Neste ínterim, com a autorização de seu então chefe, professor Rovilson Gilioli, e o coordenador na época, professor Humberto Rangel, começou a fazer bacteriologia das fezes dos lobos-guará. Foi uma atividade laboriosa, mas rendeu uma publicação em revista especializada em veterinária. Foram analisados 30 animais, segundo o técnico.

Nutrição animal

A pesquisa suscitou outras oportunidades para o funcionário. Uma delas foi o convite para participar da equipe da bióloga Adriana Batata do bosque-zoo em Pedreira, São Paulo, numa pesquisa com lobos-guará enquanto outros biólogos analisavam um grupo de felinos. Paralelamente, começou, ao lado da pesquisadora Débora Tavares e da funcionária Eliete de Carvalho Leite, da Faculdade de Engenharia de Alimentos (FEA) da Unicamp, a avaliar a nutrição de animais. Cabia a Chico analisar o comportamento de animais em relação às rações produzidas na FEA e no Cemib para animais de pesquisa. “Pesávamos os animais e as rações para ver o quanto ele consumia, o quanto sobrava, o que eles ganhavam de peso e quanto eliminavam”, esclarece.

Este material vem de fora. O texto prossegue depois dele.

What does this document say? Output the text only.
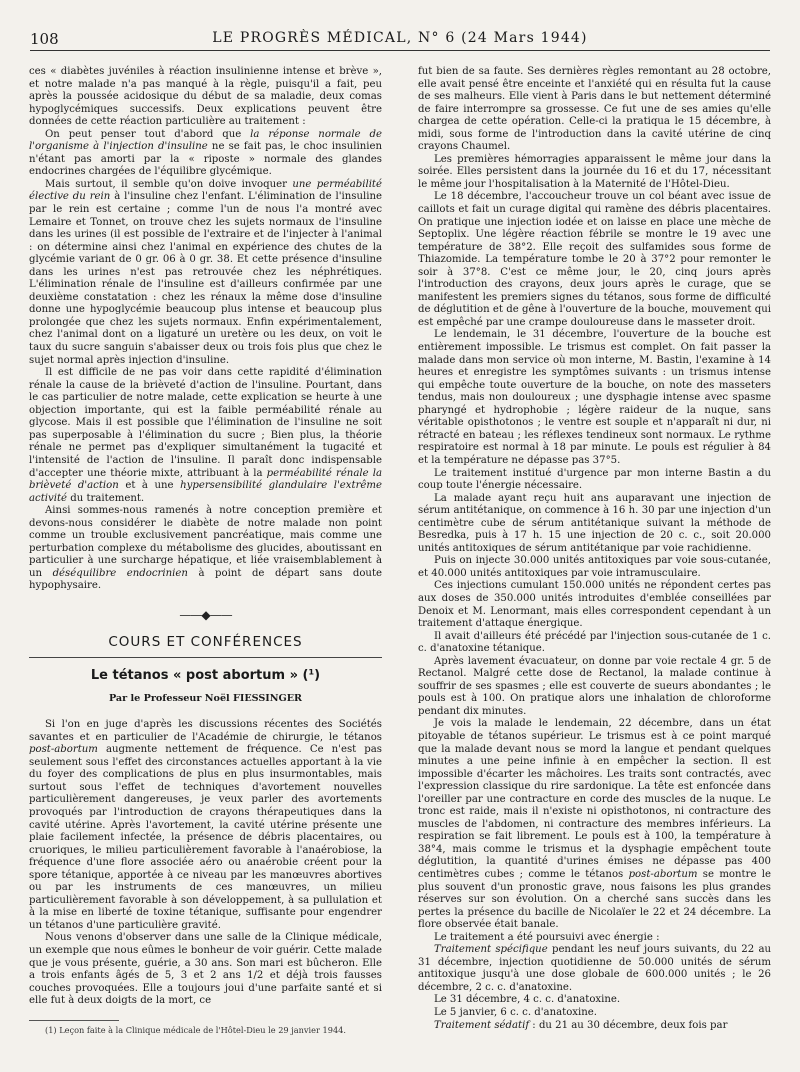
108	LE PROGRÈS MÉDICAL, N° 6 (24 Mars 1944)

ces « diabètes juvéniles à réaction insulinienne intense et brève », et notre malade n'a pas manqué à la règle, puisqu'il a fait, peu après la poussée acidosique du début de sa maladie, deux comas hypoglycémiques successifs. Deux explications peuvent être données de cette réaction particulière au traitement :

On peut penser tout d'abord que la réponse normale de l'organisme à l'injection d'insuline ne se fait pas, le choc insulinien n'étant pas amorti par la « riposte » normale des glandes endocrines chargées de l'équilibre glycémique.

Mais surtout, il semble qu'on doive invoquer une perméabilité élective du rein à l'insuline chez l'enfant. L'élimination de l'insuline par le rein est certaine ; comme l'un de nous l'a montré avec Lemaire et Tonnet, on trouve chez les sujets normaux de l'insuline dans les urines (il est possible de l'extraire et de l'injecter à l'animal : on détermine ainsi chez l'animal en expérience des chutes de la glycémie variant de 0 gr. 06 à 0 gr. 38. Et cette présence d'insuline dans les urines n'est pas retrouvée chez les néphrétiques. L'élimination rénale de l'insuline est d'ailleurs confirmée par une deuxième constatation : chez les rénaux la même dose d'insuline donne une hypoglycémie beaucoup plus intense et beaucoup plus prolongée que chez les sujets normaux. Enfin expérimentalement, chez l'animal dont on a ligaturé un uretère ou les deux, on voit le taux du sucre sanguin s'abaisser deux ou trois fois plus que chez le sujet normal après injection d'insuline.

Il est difficile de ne pas voir dans cette rapidité d'élimination rénale la cause de la brièveté d'action de l'insuline. Pourtant, dans le cas particulier de notre malade, cette explication se heurte à une objection importante, qui est la faible perméabilité rénale au glycose. Mais il est possible que l'élimination de l'insuline ne soit pas superposable à l'élimination du sucre ; Bien plus, la théorie rénale ne permet pas d'expliquer simultanément la tugacité et l'intensité de l'action de l'insuline. Il paraît donc indispensable d'accepter une théorie mixte, attribuant à la perméabilité rénale la brièveté d'action et à une hypersensibilité glandulaire l'extrême activité du traitement.

Ainsi sommes-nous ramenés à notre conception première et devons-nous considérer le diabète de notre malade non point comme un trouble exclusivement pancréatique, mais comme une perturbation complexe du métabolisme des glucides, aboutissant en particulier à une surcharge hépatique, et liée vraisemblablement à un déséquilibre endocrinien à point de départ sans doute hypophysaire.

——◆——
COURS ET CONFÉRENCES
Le tétanos « post abortum » (¹)
Par le Professeur Noël FIESSINGER

Si l'on en juge d'après les discussions récentes des Sociétés savantes et en particulier de l'Académie de chirurgie, le tétanos post-abortum augmente nettement de fréquence. Ce n'est pas seulement sous l'effet des circonstances actuelles apportant à la vie du foyer des complications de plus en plus insurmontables, mais surtout sous l'effet de techniques d'avortement nouvelles particulièrement dangereuses, je veux parler des avortements provoqués par l'introduction de crayons thérapeutiques dans la cavité utérine. Après l'avortement, la cavité utérine présente une plaie facilement infectée, la présence de débris placentaires, ou cruoriques, le milieu particulièrement favorable à l'anaérobiose, la fréquence d'une flore associée aéro ou anaérobie créent pour la spore tétanique, apportée à ce niveau par les manœuvres abortives ou par les instruments de ces manœuvres, un milieu particulièrement favorable à son développement, à sa pullulation et à la mise en liberté de toxine tétanique, suffisante pour engendrer un tétanos d'une particulière gravité.

Nous venons d'observer dans une salle de la Clinique médicale, un exemple que nous eûmes le bonheur de voir guérir. Cette malade que je vous présente, guérie, a 30 ans. Son mari est bûcheron. Elle a trois enfants âgés de 5, 3 et 2 ans 1/2 et déjà trois fausses couches provoquées. Elle a toujours joui d'une parfaite santé et si elle fut à deux doigts de la mort, ce

(1) Leçon faite à la Clinique médicale de l'Hôtel-Dieu le 29 janvier 1944.

fut bien de sa faute. Ses dernières règles remontant au 28 octobre, elle avait pensé être enceinte et l'anxiété qui en résulta fut la cause de ses malheurs. Elle vient à Paris dans le but nettement déterminé de faire interrompre sa grossesse. Ce fut une de ses amies qu'elle chargea de cette opération. Celle-ci la pratiqua le 15 décembre, à midi, sous forme de l'introduction dans la cavité utérine de cinq crayons Chaumel.

Les premières hémorragies apparaissent le même jour dans la soirée. Elles persistent dans la journée du 16 et du 17, nécessitant le même jour l'hospitalisation à la Maternité de l'Hôtel-Dieu.

Le 18 décembre, l'accoucheur trouve un col béant avec issue de caillots et fait un curage digital qui ramène des débris placentaires. On pratique une injection iodée et on laisse en place une mèche de Septoplix. Une légère réaction fébrile se montre le 19 avec une température de 38°2. Elle reçoit des sulfamides sous forme de Thiazomide. La température tombe le 20 à 37°2 pour remonter le soir à 37°8. C'est ce même jour, le 20, cinq jours après l'introduction des crayons, deux jours après le curage, que se manifestent les premiers signes du tétanos, sous forme de difficulté de déglutition et de gêne à l'ouverture de la bouche, mouvement qui est empêché par une crampe douloureuse dans le masseter droit.

Le lendemain, le 31 décembre, l'ouverture de la bouche est entièrement impossible. Le trismus est complet. On fait passer la malade dans mon service où mon interne, M. Bastin, l'examine à 14 heures et enregistre les symptômes suivants : un trismus intense qui empêche toute ouverture de la bouche, on note des masseters tendus, mais non douloureux ; une dysphagie intense avec spasme pharyngé et hydrophobie ; légère raideur de la nuque, sans véritable opisthotonos ; le ventre est souple et n'apparaît ni dur, ni rétracté en bateau ; les réflexes tendineux sont normaux. Le rythme respiratoire est normal à 18 par minute. Le pouls est régulier à 84 et la température ne dépasse pas 37°5.

Le traitement institué d'urgence par mon interne Bastin a du coup toute l'énergie nécessaire.

La malade ayant reçu huit ans auparavant une injection de sérum antitétanique, on commence à 16 h. 30 par une injection d'un centimètre cube de sérum antitétanique suivant la méthode de Besredka, puis à 17 h. 15 une injection de 20 c. c., soit 20.000 unités antitoxiques de sérum antitétanique par voie rachidienne.

Puis on injecte 30.000 unités antitoxiques par voie sous-cutanée, et 40.000 unités antitoxiques par voie intramusculaire.

Ces injections cumulant 150.000 unités ne répondent certes pas aux doses de 350.000 unités introduites d'emblée conseillées par Denoix et M. Lenormant, mais elles correspondent cependant à un traitement d'attaque énergique.

Il avait d'ailleurs été précédé par l'injection sous-cutanée de 1 c. c. d'anatoxine tétanique.

Après lavement évacuateur, on donne par voie rectale 4 gr. 5 de Rectanol. Malgré cette dose de Rectanol, la malade continue à souffrir de ses spasmes ; elle est couverte de sueurs abondantes ; le pouls est à 100. On pratique alors une inhalation de chloroforme pendant dix minutes.

Je vois la malade le lendemain, 22 décembre, dans un état pitoyable de tétanos supérieur. Le trismus est à ce point marqué que la malade devant nous se mord la langue et pendant quelques minutes a une peine infinie à en empêcher la section. Il est impossible d'écarter les mâchoires. Les traits sont contractés, avec l'expression classique du rire sardonique. La tête est enfoncée dans l'oreiller par une contracture en corde des muscles de la nuque. Le tronc est raide, mais il n'existe ni opisthotonos, ni contracture des muscles de l'abdomen, ni contracture des membres inférieurs. La respiration se fait librement. Le pouls est à 100, la température à 38°4, mais comme le trismus et la dysphagie empêchent toute déglutition, la quantité d'urines émises ne dépasse pas 400 centimètres cubes ; comme le tétanos post-abortum se montre le plus souvent d'un pronostic grave, nous faisons les plus grandes réserves sur son évolution. On a cherché sans succès dans les pertes la présence du bacille de Nicolaïer le 22 et 24 décembre. La flore observée était banale.

Le traitement a été poursuivi avec énergie :

Traitement spécifique pendant les neuf jours suivants, du 22 au 31 décembre, injection quotidienne de 50.000 unités de sérum antitoxique jusqu'à une dose globale de 600.000 unités ; le 26 décembre, 2 c. c. d'anatoxine.

Le 31 décembre, 4 c. c. d'anatoxine.

Le 5 janvier, 6 c. c. d'anatoxine.

Traitement sédatif : du 21 au 30 décembre, deux fois par
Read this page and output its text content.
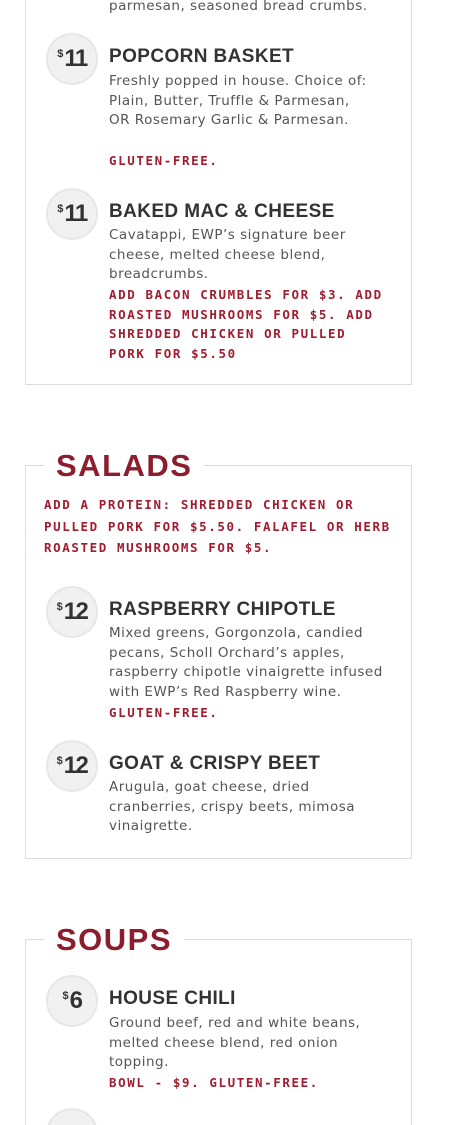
parmesan, seasoned bread crumbs.
$ 11 POPCORN BASKET
Freshly popped in house. Choice of: Plain, Butter, Truffle & Parmesan, OR Rosemary Garlic & Parmesan.
GLUTEN-FREE.
$ 11 BAKED MAC & CHEESE
Cavatappi, EWP’s signature beer cheese, melted cheese blend, breadcrumbs.
ADD BACON CRUMBLES FOR $3. ADD ROASTED MUSHROOMS FOR $5. ADD SHREDDED CHICKEN OR PULLED PORK FOR $5.50
SALADS
ADD A PROTEIN: SHREDDED CHICKEN OR PULLED PORK FOR $5.50. FALAFEL OR HERB ROASTED MUSHROOMS FOR $5.
$ 12 RASPBERRY CHIPOTLE
Mixed greens, Gorgonzola, candied pecans, Scholl Orchard’s apples, raspberry chipotle vinaigrette infused with EWP’s Red Raspberry wine.
GLUTEN-FREE.
$ 12 GOAT & CRISPY BEET
Arugula, goat cheese, dried cranberries, crispy beets, mimosa vinaigrette.
SOUPS
$ 6 HOUSE CHILI
Ground beef, red and white beans, melted cheese blend, red onion topping.
BOWL - $9. GLUTEN-FREE.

Chico faz o discurso do homem realizado sem hesitar. Admite a importância da Unicamp na construção de boa parte de seu projeto de vida. Que digam Henrique, 17, e Gabriel, 12, filhos dele com a educadora Benedita de Lourdes Motta Silva.  Seus primeiros passos na educação foram dados na creche da Universidade. Hoje, estudam em uma escola particular, pois Chico abriu mão da graduação para investir numa educação de qualidade aos meninos. Essa decisão deixa Chico muito tranquilo e feliz, pois a Universidade lhe deu a oportunidade de formar-se técnico em biotério por meio de cursos de especialização. “Sinto-me honrado por ter isso, graças a meu pai, José da Silva (falecido), que me direcionou, por meio do patrulheirismo, à Unicamp. Aqui, pude me formar pela experiência e pela oferta ampla de conhecimento. É uma questão de identificar as oportunidades. Tem de ser observador”, ratifica.

A máquina fotográfica não tem funcionalidade apenas para monitorar esses pequenos seres que compõem a fauna e a flora do campus e da mata ao seu redor. Chico é apaixonado pelo hobby desde a época dos rolos de filme, incentivado por um primo fotógrafo, o qual lhe deu a primeira câmera de sua vida. Abre espaço neste que seria seu perfil para destacar os amigos do Núcleo de Fotógrafos Amadores da Unicamp (Nufau), liderado por Beeroth Souza e Zilda Farias. O grupo, formado por funcionários da Universidade, já realizou exposições dentro e fora da Unicamp. Esta prática rendeu alguns prêmios, entre eles uma câmera fotográfica, a participação numa exposição especial da Unicamp e outra em Botucatu-SP, além de matéria no jornal Correio Popular, de Campinas.
Por enquanto, explora a diversidade cultural e ambiental brasileira que sorri diante da objetiva de sua câmera. “Gosto muito de fotografar o Estado de São Paulo, ainda faltam muitas cidades, mas meu sonho é fotografar o Amazonas”, declara.